If the Gillard government has its way, we'll have an extra question to answer at the federal election in September: do we want to amend the constitution to recognise local government?
Sure, this referendum sounds harmless, almost touching. Local government likes to cultivate an image of community and grassroots civic engagement. Why not acknowledge it exists in our great national charter?
Well, lots of reasons.
It's a bit of a misnomer to call local governments ''government'' at all. Administratively, they are more like state government departments.
But unlike, say, the Victorian Department of Education, they are virtually unaccountable, entirely unscrutinised, and deeply deluded about their own influence and importance. Council benches are filled with a mixture of naive do-gooders and cynical political apprentices looking for a safe state or federal seat.
No wonder a quarter of us don't vote in local government elections. Why should we give these clowns any more legitimacy or esteem?
Don't listen to what Canberra says. The local government referendum has nothing to do with local communities or anything like that. It's a power play — part of a long-running campaign by the Commonwealth to free its spending decisions from parliamentary scrutiny and undermine the states.

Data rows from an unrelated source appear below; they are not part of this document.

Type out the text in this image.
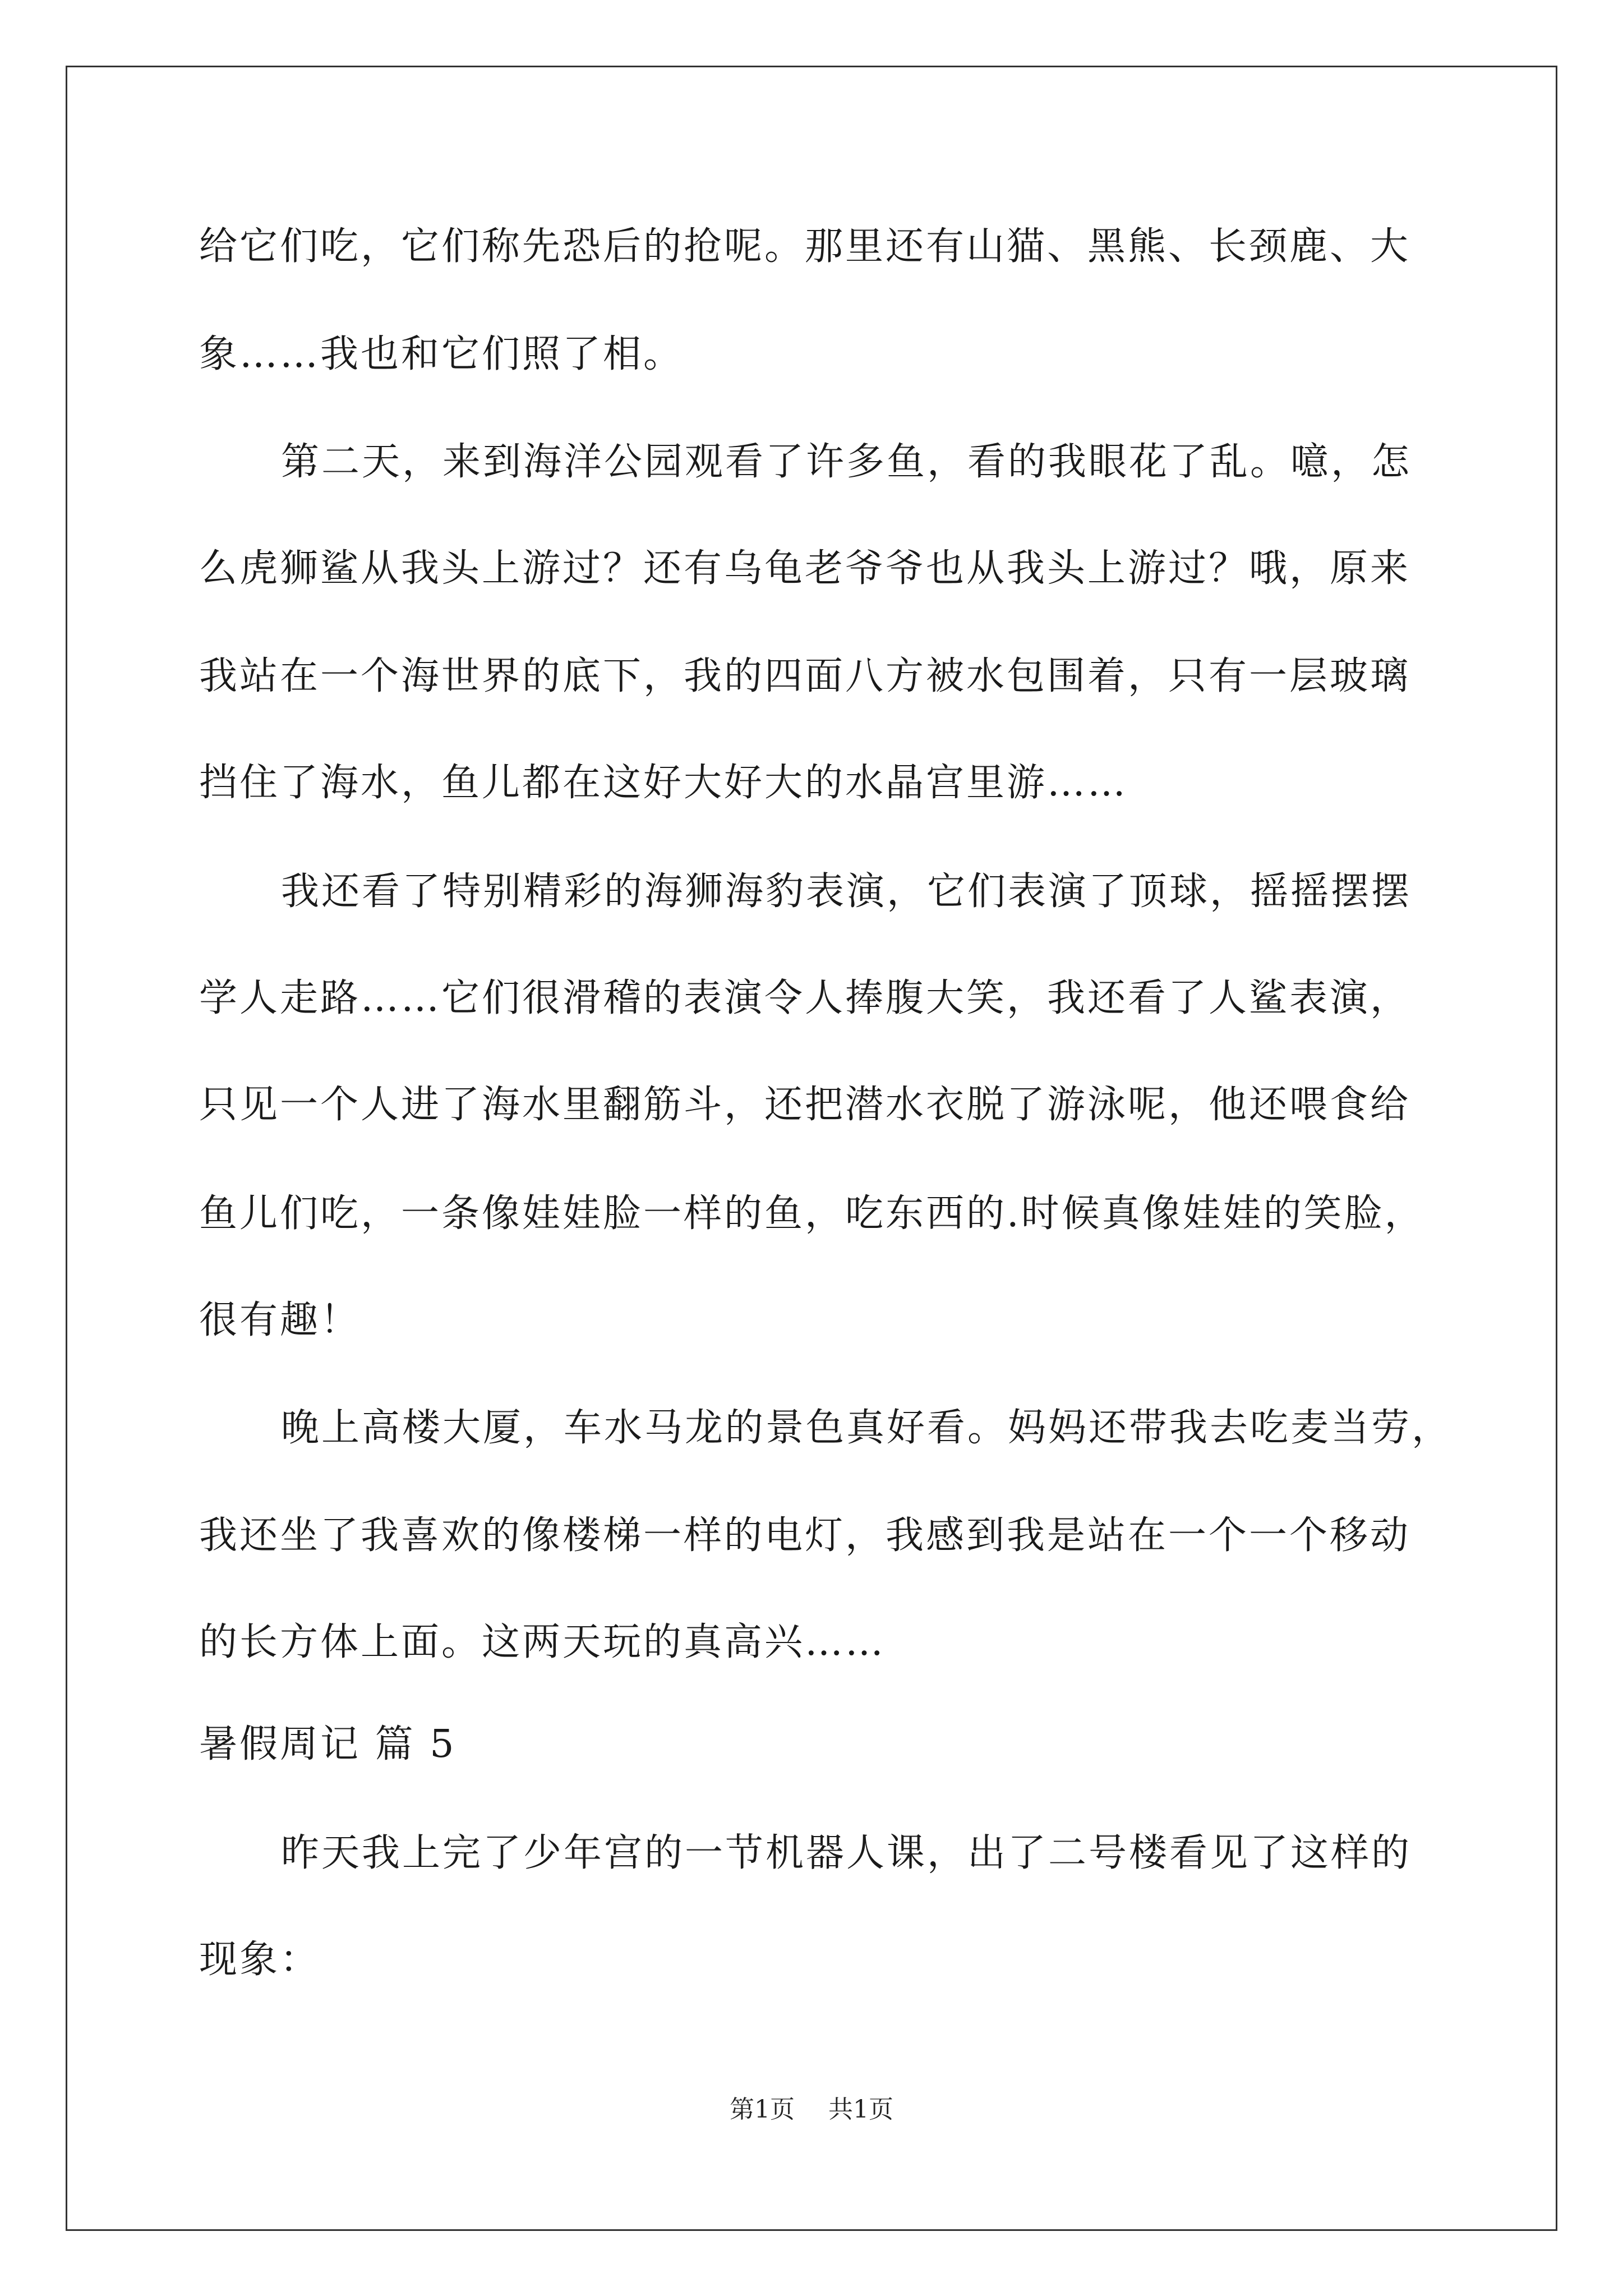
给它们吃，它们称先恐后的抢呢。那里还有山猫、黑熊、长颈鹿、大
象……我也和它们照了相。
第二天，来到海洋公园观看了许多鱼，看的我眼花了乱。噫，怎
么虎狮鲨从我头上游过？还有乌龟老爷爷也从我头上游过？哦，原来
我站在一个海世界的底下，我的四面八方被水包围着，只有一层玻璃
挡住了海水，鱼儿都在这好大好大的水晶宫里游……
我还看了特别精彩的海狮海豹表演，它们表演了顶球，摇摇摆摆
学人走路……它们很滑稽的表演令人捧腹大笑，我还看了人鲨表演，
只见一个人进了海水里翻筋斗，还把潜水衣脱了游泳呢，他还喂食给
鱼儿们吃，一条像娃娃脸一样的鱼，吃东西的.时候真像娃娃的笑脸，
很有趣！
晚上高楼大厦，车水马龙的景色真好看。妈妈还带我去吃麦当劳，
我还坐了我喜欢的像楼梯一样的电灯，我感到我是站在一个一个移动
的长方体上面。这两天玩的真高兴……
暑假周记 篇 5
昨天我上完了少年宫的一节机器人课，出了二号楼看见了这样的
现象：
第1页 共1页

To understand the significance of the September referendum, we have to go back to an obscure bill passed by Parliament last June: the Financial Framework Legislation Amendment Bill (No 3) 2012. This bill received almost no press attention. It was supported by all sides of Parliament. The Coalition half-heartedly put up an amendment, but once that was rejected, it backed the bill anyway. The bill was made law in three hours.

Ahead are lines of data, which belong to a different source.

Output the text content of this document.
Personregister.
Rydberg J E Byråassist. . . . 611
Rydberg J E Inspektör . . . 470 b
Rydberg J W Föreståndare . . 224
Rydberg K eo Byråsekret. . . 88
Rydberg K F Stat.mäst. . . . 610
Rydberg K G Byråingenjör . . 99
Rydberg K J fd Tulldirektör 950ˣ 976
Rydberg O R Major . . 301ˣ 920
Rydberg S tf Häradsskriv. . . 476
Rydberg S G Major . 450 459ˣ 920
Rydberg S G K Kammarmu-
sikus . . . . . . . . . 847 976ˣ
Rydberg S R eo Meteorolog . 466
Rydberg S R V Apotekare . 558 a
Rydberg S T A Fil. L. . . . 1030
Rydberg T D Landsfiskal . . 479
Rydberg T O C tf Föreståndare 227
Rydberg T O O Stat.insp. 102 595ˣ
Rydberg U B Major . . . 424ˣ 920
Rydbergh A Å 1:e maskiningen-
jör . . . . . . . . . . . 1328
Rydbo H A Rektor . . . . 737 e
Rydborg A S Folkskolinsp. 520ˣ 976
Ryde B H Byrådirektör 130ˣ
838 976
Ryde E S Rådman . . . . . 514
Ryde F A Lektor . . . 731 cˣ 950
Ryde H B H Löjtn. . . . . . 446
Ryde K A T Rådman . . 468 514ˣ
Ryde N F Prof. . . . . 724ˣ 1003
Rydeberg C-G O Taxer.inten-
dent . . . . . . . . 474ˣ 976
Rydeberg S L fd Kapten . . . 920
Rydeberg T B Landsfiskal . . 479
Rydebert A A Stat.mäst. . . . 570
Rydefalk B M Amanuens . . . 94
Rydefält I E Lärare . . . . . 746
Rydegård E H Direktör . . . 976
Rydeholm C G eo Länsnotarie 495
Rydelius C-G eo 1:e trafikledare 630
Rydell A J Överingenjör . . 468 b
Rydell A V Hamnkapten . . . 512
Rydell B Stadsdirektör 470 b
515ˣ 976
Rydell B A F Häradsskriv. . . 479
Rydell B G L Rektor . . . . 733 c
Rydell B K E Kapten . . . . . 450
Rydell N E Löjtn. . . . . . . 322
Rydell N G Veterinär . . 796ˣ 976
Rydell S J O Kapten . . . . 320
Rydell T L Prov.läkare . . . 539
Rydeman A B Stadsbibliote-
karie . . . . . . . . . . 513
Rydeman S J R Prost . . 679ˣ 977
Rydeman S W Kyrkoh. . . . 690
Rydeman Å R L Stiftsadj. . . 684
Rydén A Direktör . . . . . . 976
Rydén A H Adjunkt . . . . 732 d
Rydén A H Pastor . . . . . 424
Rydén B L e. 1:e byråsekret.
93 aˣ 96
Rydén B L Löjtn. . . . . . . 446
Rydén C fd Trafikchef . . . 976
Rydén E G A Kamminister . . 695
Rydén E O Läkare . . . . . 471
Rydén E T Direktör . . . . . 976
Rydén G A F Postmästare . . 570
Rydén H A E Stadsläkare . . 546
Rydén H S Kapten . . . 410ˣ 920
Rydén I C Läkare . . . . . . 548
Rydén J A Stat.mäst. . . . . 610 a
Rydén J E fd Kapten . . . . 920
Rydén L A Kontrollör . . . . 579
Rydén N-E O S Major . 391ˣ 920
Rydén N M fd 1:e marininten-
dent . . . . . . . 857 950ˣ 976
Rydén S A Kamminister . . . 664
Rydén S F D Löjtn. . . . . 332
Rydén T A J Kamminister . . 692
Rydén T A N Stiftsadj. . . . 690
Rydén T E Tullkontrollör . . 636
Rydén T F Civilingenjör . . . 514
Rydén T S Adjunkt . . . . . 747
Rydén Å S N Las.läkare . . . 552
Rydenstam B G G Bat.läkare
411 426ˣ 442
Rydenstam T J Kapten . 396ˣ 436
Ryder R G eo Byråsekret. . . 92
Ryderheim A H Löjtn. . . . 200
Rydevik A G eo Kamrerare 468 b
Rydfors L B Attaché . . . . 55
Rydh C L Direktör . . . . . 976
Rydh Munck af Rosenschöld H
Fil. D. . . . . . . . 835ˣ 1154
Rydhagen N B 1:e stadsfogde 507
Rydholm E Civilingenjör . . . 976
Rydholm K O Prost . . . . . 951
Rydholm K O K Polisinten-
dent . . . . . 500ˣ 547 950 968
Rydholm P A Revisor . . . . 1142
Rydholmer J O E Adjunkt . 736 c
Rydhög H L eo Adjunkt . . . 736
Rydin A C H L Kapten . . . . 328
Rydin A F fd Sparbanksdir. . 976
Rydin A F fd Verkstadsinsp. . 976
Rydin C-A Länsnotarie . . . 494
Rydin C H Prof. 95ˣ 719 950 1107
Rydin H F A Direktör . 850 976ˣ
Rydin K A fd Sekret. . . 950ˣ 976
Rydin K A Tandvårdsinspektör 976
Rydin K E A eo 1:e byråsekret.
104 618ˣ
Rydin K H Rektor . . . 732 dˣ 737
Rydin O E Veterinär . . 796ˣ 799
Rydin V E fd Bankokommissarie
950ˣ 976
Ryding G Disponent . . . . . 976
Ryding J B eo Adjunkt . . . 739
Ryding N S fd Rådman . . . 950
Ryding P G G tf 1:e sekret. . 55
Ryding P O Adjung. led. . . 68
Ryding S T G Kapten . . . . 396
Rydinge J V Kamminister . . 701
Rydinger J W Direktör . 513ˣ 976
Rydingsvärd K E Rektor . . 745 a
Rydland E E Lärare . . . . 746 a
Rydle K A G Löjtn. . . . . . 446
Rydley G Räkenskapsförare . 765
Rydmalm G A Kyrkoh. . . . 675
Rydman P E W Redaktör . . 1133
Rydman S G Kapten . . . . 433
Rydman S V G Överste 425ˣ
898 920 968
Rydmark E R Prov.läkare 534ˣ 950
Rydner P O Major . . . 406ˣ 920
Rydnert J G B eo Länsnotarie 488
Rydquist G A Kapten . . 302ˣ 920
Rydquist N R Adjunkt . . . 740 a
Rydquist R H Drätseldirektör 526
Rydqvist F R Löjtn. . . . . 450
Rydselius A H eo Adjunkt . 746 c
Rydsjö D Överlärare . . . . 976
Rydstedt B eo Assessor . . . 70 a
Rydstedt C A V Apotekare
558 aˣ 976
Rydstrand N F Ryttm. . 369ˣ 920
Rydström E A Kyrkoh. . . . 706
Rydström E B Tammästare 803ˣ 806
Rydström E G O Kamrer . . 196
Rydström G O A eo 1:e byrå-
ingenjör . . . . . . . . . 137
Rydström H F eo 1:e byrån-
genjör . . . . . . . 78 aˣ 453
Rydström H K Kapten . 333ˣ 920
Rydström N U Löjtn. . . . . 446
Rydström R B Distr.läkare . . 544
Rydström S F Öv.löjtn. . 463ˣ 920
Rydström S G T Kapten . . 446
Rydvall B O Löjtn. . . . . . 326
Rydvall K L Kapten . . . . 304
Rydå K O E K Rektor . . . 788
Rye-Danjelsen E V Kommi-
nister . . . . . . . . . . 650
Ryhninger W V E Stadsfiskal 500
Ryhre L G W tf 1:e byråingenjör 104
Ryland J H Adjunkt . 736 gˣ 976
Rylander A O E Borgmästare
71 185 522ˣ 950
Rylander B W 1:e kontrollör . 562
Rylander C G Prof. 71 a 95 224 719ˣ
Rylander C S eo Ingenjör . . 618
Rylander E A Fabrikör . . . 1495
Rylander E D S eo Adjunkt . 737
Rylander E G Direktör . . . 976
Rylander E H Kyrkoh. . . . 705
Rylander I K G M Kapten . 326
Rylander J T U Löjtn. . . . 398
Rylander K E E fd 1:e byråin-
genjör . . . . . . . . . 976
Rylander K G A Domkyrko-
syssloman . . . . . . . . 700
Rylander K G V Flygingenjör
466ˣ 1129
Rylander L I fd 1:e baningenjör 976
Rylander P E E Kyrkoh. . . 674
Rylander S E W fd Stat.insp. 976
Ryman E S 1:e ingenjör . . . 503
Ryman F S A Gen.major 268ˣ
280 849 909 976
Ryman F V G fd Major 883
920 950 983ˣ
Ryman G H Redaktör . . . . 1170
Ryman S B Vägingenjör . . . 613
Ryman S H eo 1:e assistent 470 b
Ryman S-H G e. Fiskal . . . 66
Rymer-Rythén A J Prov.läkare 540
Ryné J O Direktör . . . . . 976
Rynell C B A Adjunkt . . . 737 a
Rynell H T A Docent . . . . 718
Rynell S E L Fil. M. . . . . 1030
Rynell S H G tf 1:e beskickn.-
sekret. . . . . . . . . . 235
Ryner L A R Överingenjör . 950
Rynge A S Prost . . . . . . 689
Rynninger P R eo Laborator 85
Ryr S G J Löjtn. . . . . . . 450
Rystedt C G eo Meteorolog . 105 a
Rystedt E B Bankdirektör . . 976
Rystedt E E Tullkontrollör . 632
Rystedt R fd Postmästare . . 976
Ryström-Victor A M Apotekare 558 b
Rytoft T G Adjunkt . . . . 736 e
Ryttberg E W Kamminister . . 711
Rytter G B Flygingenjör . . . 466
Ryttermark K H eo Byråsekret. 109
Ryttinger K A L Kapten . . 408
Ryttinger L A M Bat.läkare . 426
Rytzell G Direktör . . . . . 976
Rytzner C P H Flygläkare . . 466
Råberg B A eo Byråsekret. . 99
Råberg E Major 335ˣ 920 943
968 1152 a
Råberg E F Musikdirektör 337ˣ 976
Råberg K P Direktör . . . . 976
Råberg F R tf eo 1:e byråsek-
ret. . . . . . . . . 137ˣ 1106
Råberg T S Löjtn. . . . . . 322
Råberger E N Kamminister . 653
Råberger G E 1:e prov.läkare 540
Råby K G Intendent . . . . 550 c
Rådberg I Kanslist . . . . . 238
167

Yet it was one of the most undemocratic and scandalous pieces of legislation passed in recent years. Forget the carbon tax. This is what Australia should be most angry about.
The bill authorises the government to spend money on 415 areas of public policy without having to ask Parliament for permission ever again.
It was quickly written in the wake of the successful High Court challenge to the school chaplains program. The court found that if the government wanted to spend money on a program, it was required to pass a valid law through Parliament — which it had not done in the case of school chaplains. This is not a trivial requirement. Parliamentary scrutiny is the essence of representative democracy.
The government's solution was smart-alecky, brazen and obnoxious. The Financial Framework Legislation Amendment simply authorised spending on everything at one fell swoop — everything from United Nations contributions, to ''diversity and social cohesion'' grants, to industry subsidies. Local government is in there, too. Now the government can do anything it wants. The bill even says the government can spend what it likes on ''political party secretariat training''.
The constitutional scholar Anne Twomey has described this as an ''abject surrender'' by Parliament to the executive.
The proposed local government referendum builds on the 2012 bill. The Commonwealth wants free rein to fund councils directly, bypassing state governments. True, it wouldn't be a new power. The Commonwealth has been giving money to local government for a while. Some of the most wasteful parts of Kevin Rudd's stimulus program went through councils.
But the government thinks such spending might be unconstitutional, given the school chaplains decision and a similar 2009 High Court case, Pape v Commissioner of Taxation.
Let's dwell on that.
The Commonwealth government believes it is breaking the law. Yet instead of ceasing its illegal practice (as citizens would be required) it wants us to rewrite the constitution instead. And all this four years after the Pape case raised the problem in the first place.
What if the referendum fails? Will it stop handing cash to local government? Of course not.
No, the real story here is how the Commonwealth is trying to erase all parliamentary, legal, and constitutional impediments that limit its spending. The referendum is just a small skirmish in a larger war.
Local government recognition has always been a tool to neuter the states. The last two referendums on this question were under Labor. Both failed. Gough Whitlam was clear about his real goal during the 1974 attempt. States had ''little relevance to today's needs''. Funding local government directly would undermine the power and authority of those states.
The Coalition might be expected to oppose Gillard's referendum. Federalism is a bedrock principle of Australian liberalism. But Tony Abbott is no fan of the states, either. He supports a yes vote.
There's a more banal reason for the referendum. Julia Gillard promised one as part of her deal with the independents. Yet that was a political decision made in the heat of 2010. It's one promise she should break.
Happily, most referendums fail. Only eight of the 44 since federation have been successful. This one deserves to join the losers.